「令和の由来って、知ってる?」
同級生の花鶏(あとり)からの問題だ。
元号が平成から令和に変わって数年が経つ。変わった当時は色々盛り上がっていたような気もするが、あまり興味がなかったので覚えていない。
「令和の由来。それはね……、万葉集だよ」
名前は聞いたことがある。古い和歌集、だったと思う。
「万葉集。人口に膾炙した書物といえど、通暁している人間は少ないのではなかろうか」
言っていることがよくわからないが、たぶん万葉集に詳しい人が少ないという意味だろう。
「まぁ、私も知悉しているわけじゃないけど」
そう言うと花鶏は手帳を取り出し、読み上げ始めた。
「……時に、初春の令月にして、気淑(よ)く風和(やわら)ぎ、梅は鏡前の粉を披(ひら)き、蘭は珮後(はいご)の香を薫(かおら)す」
花鶏は目を閉じている。じっくりと鑑賞しているのだろうか。
「いいよね……。私もこういう難しい漢字を使って叙景ができるようになりたい」
余韻に浸っている。以前難しい漢字と親しくなるために詩を作っていると言っていた。もしかすると漢字を使う方が目的なのかもしれない。
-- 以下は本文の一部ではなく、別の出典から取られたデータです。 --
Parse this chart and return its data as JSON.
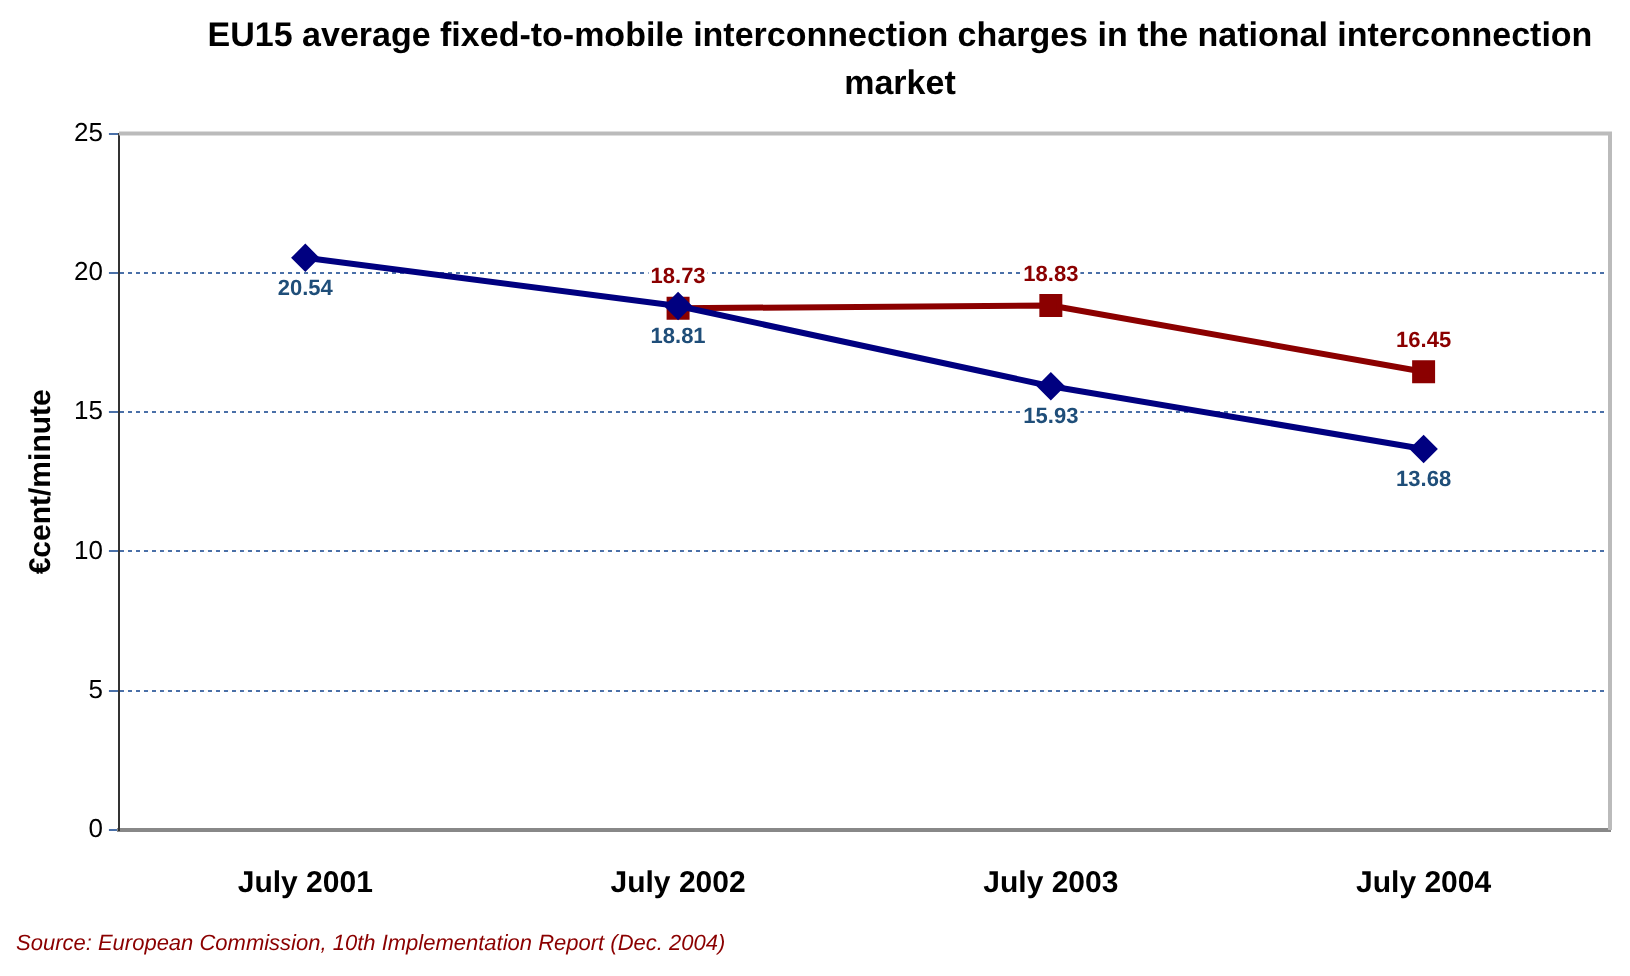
{
  "chart_data": {
    "type": "line",
    "title": "EU15 average fixed-to-mobile interconnection charges in the national interconnection market",
    "ylabel": "€cent/minute",
    "categories": [
      "July 2001",
      "July 2002",
      "July 2003",
      "July 2004"
    ],
    "series": [
      {
        "color": "#000080",
        "values": [
          20.54,
          18.81,
          15.93,
          13.68
        ],
        "marker": "diamond"
      },
      {
        "color": "#8b0000",
        "values": [
          null,
          18.73,
          18.83,
          16.45
        ],
        "marker": "square"
      }
    ],
    "ylim": [
      0,
      25
    ],
    "yticks": [
      0,
      5,
      10,
      15,
      20,
      25
    ],
    "grid": "y",
    "legend": false,
    "data_labels": true,
    "annotations": [
      "Source: European Commission, 10th Implementation Report (Dec. 2004)"
    ]
  }
}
「閑話休題。令月の令と、和ぎの和、2つを合わせて令和になった」
そうだったのか。
「この後に梅花に関する歌が続く。昔の人は梅を見て何を思ったのかな」
花鶏は僕を見つめる。
「初春の令月、君も梅花を鑑賞しない?私は私なりの詩を紡ぎたい。君の感想も聞きたい」
見つめられてドキッとする。思わず承諾したが、梅の季節はいつだろう。
あとで調べてみると、開花時期は1月から3月とのことだった。つまりは来年である。
口約束は儚いものである。来年には僕はこのことを忘れているだろうし、花鶏もこの約束を忘れているかもしれない。
僕には予定をメモする習慣がない。それで破ってしまった約束もある。
梅の鑑賞会が実際に行われたときのことを空想する。そんなことを考えながら眠りについた。